Birds indicate a planet in peril, but investing in conservation makes economic sense
By Martin Fowlie, Thu, 20/06/2013 - 03:00
Declines in birds across the globe are providing evidence of a rapid deterioration in the global environment that is affecting all life on earth – including people. However, birds also tell us that saving the planet comes at a relatively small price – an investment that’s vital to secure our own future.
These are some of the messages in a new report State of the world’s birds: indicators for our changing world by the world’s largest Partnership of conservation organisations, BirdLife International, who have gathered in Ottawa, Canada to launch the report and unveil their vision for a world rich in biodiversity, where people and nature live in harmony.

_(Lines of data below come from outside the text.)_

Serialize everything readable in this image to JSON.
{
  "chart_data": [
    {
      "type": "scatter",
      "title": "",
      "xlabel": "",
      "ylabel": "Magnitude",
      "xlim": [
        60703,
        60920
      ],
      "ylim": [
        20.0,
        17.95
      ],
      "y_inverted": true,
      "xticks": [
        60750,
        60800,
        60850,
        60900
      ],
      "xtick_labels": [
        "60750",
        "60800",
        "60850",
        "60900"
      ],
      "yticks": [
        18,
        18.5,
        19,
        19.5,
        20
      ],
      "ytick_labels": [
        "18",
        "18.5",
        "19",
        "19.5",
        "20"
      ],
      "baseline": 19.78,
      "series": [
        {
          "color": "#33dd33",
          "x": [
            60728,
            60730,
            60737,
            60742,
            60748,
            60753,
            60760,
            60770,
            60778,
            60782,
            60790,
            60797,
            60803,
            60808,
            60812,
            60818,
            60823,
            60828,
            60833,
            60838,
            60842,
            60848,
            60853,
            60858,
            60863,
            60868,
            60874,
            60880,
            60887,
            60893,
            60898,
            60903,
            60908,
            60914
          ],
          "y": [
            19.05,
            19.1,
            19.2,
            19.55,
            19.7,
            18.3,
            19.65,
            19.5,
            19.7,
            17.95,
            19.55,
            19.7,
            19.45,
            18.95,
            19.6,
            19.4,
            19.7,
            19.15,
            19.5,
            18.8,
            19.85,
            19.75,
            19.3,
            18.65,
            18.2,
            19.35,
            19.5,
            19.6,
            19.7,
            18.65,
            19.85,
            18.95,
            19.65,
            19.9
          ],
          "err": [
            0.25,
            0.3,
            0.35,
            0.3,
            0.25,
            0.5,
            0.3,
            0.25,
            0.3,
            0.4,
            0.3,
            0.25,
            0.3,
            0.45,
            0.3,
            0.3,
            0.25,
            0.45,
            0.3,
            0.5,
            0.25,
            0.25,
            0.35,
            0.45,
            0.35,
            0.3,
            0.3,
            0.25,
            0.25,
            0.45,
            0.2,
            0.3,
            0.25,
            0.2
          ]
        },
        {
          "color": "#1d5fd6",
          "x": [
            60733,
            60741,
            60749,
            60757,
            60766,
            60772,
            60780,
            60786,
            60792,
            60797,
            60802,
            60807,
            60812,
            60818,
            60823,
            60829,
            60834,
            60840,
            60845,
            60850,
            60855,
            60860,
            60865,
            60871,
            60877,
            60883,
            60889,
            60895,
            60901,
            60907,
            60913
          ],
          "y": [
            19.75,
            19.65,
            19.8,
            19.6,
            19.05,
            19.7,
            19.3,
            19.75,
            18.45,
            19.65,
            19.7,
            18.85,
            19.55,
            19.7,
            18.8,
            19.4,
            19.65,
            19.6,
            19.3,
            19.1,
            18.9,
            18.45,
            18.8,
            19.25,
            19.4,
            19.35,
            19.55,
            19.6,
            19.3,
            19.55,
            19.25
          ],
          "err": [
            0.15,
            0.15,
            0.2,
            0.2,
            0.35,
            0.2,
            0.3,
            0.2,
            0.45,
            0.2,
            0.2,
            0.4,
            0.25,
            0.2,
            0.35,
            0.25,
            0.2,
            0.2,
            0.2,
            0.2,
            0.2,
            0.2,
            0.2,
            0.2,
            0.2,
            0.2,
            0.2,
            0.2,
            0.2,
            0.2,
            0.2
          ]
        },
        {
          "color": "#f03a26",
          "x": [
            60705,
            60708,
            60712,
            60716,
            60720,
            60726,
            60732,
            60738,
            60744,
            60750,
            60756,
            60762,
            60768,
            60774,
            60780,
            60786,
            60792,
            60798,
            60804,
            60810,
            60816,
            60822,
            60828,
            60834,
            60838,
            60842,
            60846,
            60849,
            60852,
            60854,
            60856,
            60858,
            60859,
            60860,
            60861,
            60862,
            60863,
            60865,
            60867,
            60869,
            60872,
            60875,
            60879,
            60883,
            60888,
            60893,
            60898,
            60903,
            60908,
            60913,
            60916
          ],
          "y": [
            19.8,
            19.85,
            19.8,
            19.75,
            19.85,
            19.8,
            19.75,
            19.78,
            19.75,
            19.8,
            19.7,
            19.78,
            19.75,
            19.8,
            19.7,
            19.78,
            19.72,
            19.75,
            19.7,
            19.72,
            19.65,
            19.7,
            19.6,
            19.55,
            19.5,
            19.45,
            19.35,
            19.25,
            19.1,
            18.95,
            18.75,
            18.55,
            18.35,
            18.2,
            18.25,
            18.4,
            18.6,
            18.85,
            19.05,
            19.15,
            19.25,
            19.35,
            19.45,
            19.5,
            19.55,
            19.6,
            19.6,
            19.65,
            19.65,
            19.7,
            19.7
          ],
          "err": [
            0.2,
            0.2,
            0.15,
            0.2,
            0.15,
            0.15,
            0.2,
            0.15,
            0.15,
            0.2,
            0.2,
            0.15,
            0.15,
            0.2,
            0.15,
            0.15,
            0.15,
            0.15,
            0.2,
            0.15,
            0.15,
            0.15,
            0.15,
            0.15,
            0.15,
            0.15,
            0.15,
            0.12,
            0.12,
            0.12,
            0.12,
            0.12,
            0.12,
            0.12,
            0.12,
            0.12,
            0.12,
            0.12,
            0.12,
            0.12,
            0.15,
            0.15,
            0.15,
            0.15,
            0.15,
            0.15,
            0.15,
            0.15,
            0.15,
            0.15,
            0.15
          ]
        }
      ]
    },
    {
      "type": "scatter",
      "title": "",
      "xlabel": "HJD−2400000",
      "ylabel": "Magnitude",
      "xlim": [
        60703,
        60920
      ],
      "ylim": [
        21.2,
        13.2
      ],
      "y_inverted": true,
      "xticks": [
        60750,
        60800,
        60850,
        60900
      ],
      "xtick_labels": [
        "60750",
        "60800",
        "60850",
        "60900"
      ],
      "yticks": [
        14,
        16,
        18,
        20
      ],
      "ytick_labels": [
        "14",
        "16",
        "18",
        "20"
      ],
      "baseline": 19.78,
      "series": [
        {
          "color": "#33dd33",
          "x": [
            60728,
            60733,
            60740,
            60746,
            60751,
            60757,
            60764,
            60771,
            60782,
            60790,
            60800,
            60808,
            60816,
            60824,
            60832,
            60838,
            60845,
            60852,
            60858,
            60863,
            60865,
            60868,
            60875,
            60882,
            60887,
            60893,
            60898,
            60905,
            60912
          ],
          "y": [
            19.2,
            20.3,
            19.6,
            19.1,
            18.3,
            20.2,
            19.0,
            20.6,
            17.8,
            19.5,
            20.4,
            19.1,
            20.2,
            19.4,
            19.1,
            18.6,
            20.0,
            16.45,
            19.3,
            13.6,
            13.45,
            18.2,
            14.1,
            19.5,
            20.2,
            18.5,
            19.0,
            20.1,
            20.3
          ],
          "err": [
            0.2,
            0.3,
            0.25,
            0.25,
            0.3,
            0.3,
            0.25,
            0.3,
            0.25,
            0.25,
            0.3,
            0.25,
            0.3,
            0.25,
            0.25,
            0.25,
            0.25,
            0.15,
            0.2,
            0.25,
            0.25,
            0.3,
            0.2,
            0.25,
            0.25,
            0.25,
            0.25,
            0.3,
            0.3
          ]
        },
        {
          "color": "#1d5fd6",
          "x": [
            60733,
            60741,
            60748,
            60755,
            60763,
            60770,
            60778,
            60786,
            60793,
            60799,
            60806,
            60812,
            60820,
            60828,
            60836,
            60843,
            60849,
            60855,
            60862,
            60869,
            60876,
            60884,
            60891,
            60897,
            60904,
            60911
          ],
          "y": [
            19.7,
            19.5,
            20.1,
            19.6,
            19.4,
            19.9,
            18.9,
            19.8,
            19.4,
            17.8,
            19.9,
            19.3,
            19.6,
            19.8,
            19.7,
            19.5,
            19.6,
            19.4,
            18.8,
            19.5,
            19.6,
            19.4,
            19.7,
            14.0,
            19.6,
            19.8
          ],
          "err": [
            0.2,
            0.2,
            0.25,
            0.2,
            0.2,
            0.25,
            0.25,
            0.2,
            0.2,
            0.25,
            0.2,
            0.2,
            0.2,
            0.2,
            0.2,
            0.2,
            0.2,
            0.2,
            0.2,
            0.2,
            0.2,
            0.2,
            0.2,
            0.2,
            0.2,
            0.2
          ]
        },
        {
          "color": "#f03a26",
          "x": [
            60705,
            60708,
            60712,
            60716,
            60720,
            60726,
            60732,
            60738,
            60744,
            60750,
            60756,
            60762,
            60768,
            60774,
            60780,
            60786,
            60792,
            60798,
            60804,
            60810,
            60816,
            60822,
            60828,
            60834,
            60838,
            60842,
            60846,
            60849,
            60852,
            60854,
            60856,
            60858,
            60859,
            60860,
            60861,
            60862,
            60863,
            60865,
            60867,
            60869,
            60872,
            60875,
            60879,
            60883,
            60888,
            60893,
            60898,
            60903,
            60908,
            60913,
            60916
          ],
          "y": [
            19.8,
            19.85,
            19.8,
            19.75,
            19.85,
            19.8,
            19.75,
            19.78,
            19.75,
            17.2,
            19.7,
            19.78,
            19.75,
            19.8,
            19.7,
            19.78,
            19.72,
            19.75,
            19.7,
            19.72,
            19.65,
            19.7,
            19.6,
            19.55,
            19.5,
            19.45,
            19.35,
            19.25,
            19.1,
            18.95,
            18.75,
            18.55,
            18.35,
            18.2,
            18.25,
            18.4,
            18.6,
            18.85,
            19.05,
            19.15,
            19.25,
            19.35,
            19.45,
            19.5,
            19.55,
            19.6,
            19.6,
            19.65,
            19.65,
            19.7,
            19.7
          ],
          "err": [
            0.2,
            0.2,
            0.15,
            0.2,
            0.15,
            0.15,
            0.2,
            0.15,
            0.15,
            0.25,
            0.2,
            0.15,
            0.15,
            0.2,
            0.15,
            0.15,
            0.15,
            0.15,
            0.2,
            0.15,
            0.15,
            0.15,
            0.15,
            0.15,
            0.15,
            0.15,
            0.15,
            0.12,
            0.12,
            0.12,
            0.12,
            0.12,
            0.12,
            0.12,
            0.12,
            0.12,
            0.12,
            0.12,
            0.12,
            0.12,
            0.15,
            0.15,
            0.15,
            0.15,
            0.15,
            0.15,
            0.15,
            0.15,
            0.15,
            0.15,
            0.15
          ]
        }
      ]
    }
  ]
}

The status of the world’s birds continues to get worse with many species slipping towards extinction and others in steep decline. Birds are facing threats on many fronts but habitat destruction and degradation, owing to changes in agriculture, as well as direct impacts from invasive species are the major causes. However, birds also provide a lens through which we can view all nature.
“Birds provide an accurate and easy to read environmental barometer that allows us to see clearly the pressures our current way of life are putting on the world’s biodiversity”, said Dr Leon Bennun, BirdLife’s Director of Science, Information and Policy.
The BirdLife Partnership has identified the most important places for nature. These are called Important Bird and Biodiversity Areas – IBAs for short. Over 12,000 have now been documented, with major recent advances in identifying IBAs in the marine environment.
IBAs represent the largest systematically identified global network of important sites for biodiversity but only 28% are completely covered by existing protected areas.
Effectively protecting and managing all IBAs would cost $57.8 billion per year. Combined with the cost of actions to improve the status of threatened species in all wildlife groups, conserving nature has been estimated to cost US$80 billion per year.
“The total sums may sound large, but they are small in terms of government budgets, and they should be seen as investments, not bills – saving nature makes economic sense because of the payback in terms of services and benefits that people receive in return, from mitigating climate change to pollinating crops”, said Dr Stuart Butchart, BirdLife’s Head of Science. “More fundamentally, biodiversity underpins our planetary life-support systems – in order to survive and prosper, we have to look after it.”
The positive message from the report is that conservation works. Where threats are tackled through focused interventions, conservation can succeed. Some species have been brought back from the brink of extinction in spectacular fashion and degraded habitats can be restored.
“Effective nature conservation is affordable and it works. It’s time to make it happen. The result will be a world that is in every way wealthier and healthier – and that remains diverse and beautiful too,” concluded Dr Bennun.